7. Running requires a lot of gear. Handheld water bottle. Fuel belt. Foam roller. Running gloves. Running headband. Running hat. iPod. Headphones. Stopwatch. Not to mention t-shirts, long sleeve shirts, jackets, hoodies, shorts, tights, shoes, socks, and the like. And I kind of love it all.
6. I love running in the morning. I have always been a morning person, but mostly a wake-up-early-and-drink-coffee-while-watching-the-news kind of person. Not a don-running-gear-and-head-to-the-park-for-a-3-mile-run kind of person. But I love it. Dearly. Unreasonably.
5. I am the kind of person runs on vacation. 5 miles in Tel Aviv. When I could have been sleeping. Or reading a book on our hotel room terrace overlooking the ocean. Or drinking coffee on the beach. Or any number of other things that don't involve physical movement of any kind.
4. I consider the aforementioned 5 miles a "short" run. I believe this lunacy needs no explanation.
3. I say "I'm never doing this again" and "I hate running" with stunning regularity, and mean it. At least once every time I hit the park.
2. Running in extreme weather is amazing. Seriously. My best runs have all been in weather I previously thought meant "stay home and watch tv. Or read. And have a snack. Do not attempt physical exercise of any kind. Even walking ten feet to the drug store is far too taxing." Heat wave. Bitter cold. Pouring rain. Blinding snow. Give me those over 65 and sunny any day. I understand this might make me a little crazy. Ok, a lot crazy.

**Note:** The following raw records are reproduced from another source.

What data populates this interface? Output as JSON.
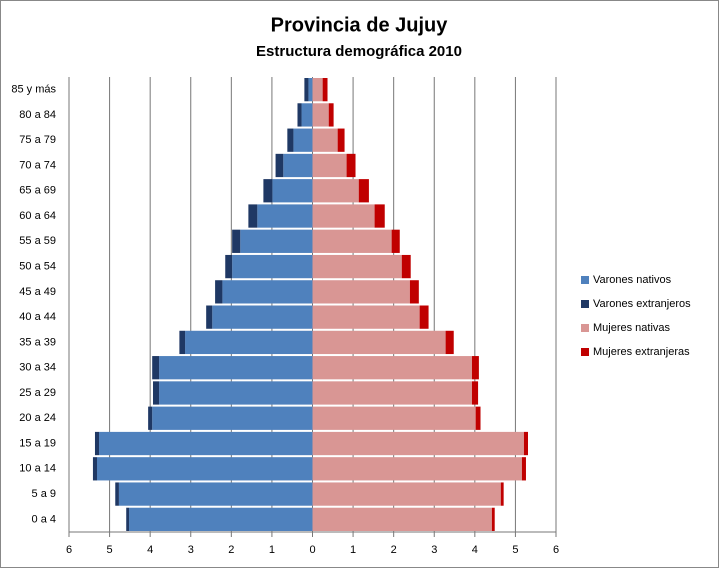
{
  "chart_data": {
    "type": "bar",
    "orientation": "horizontal",
    "stacked": true,
    "title": "Provincia de Jujuy",
    "subtitle": "Estructura demográfica 2010",
    "categories": [
      "0 a 4",
      "5 a 9",
      "10 a 14",
      "15 a 19",
      "20 a 24",
      "25 a 29",
      "30 a 34",
      "35 a 39",
      "40 a 44",
      "45 a 49",
      "50 a 54",
      "55 a 59",
      "60 a 64",
      "65 a 69",
      "70 a 74",
      "75 a 79",
      "80 a 84",
      "85 y más"
    ],
    "series": [
      {
        "name": "Varones nativos",
        "color": "#4f81bd",
        "values": [
          -4.52,
          -4.77,
          -5.31,
          -5.26,
          -3.95,
          -3.78,
          -3.78,
          -3.14,
          -2.47,
          -2.22,
          -1.98,
          -1.78,
          -1.36,
          -0.99,
          -0.72,
          -0.47,
          -0.27,
          -0.1
        ]
      },
      {
        "name": "Varones extranjeros",
        "color": "#1f3864",
        "values": [
          -0.07,
          -0.09,
          -0.1,
          -0.1,
          -0.1,
          -0.15,
          -0.17,
          -0.14,
          -0.15,
          -0.18,
          -0.17,
          -0.2,
          -0.22,
          -0.22,
          -0.19,
          -0.15,
          -0.1,
          -0.1
        ]
      },
      {
        "name": "Mujeres nativas",
        "color": "#d99694",
        "values": [
          4.42,
          4.64,
          5.16,
          5.21,
          4.02,
          3.93,
          3.93,
          3.28,
          2.64,
          2.4,
          2.2,
          1.95,
          1.53,
          1.14,
          0.84,
          0.62,
          0.4,
          0.25
        ]
      },
      {
        "name": "Mujeres extranjeras",
        "color": "#c00000",
        "values": [
          0.07,
          0.07,
          0.1,
          0.1,
          0.12,
          0.15,
          0.17,
          0.2,
          0.22,
          0.22,
          0.22,
          0.2,
          0.25,
          0.25,
          0.22,
          0.17,
          0.12,
          0.12
        ]
      }
    ],
    "xlim": [
      -6,
      6
    ],
    "xticks": [
      {
        "value": -6,
        "label": "6"
      },
      {
        "value": -5,
        "label": "5"
      },
      {
        "value": -4,
        "label": "4"
      },
      {
        "value": -3,
        "label": "3"
      },
      {
        "value": -2,
        "label": "2"
      },
      {
        "value": -1,
        "label": "1"
      },
      0,
      1,
      2,
      3,
      4,
      5,
      6
    ],
    "grid": true,
    "legend": "right"
  }
}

1. I run in my dreams. No longer is my most common anxiety dream showing up for a test I haven't studied for, or leaving for the airport having not packed for a trip. I now dream about showing up late to the starting line. Or getting lost on the course. Or finishing the race dead last. Or starting the race and forgetting how to run.
So, there you have it. The culmination of six semi-insane, but superbly fun months. Friday morning, romance novels (I'll have the new book in Nora Robert's Boonsboro Inn Trilogy to help combat pre-race anxiety) and running shoes in hand, I head to Pittsburgh for the weekend. And Sunday morning, I'm (literally) off to the races.
I wonder how many blog posts I can write in my head in 13.1 miles? I think we're all about to find out.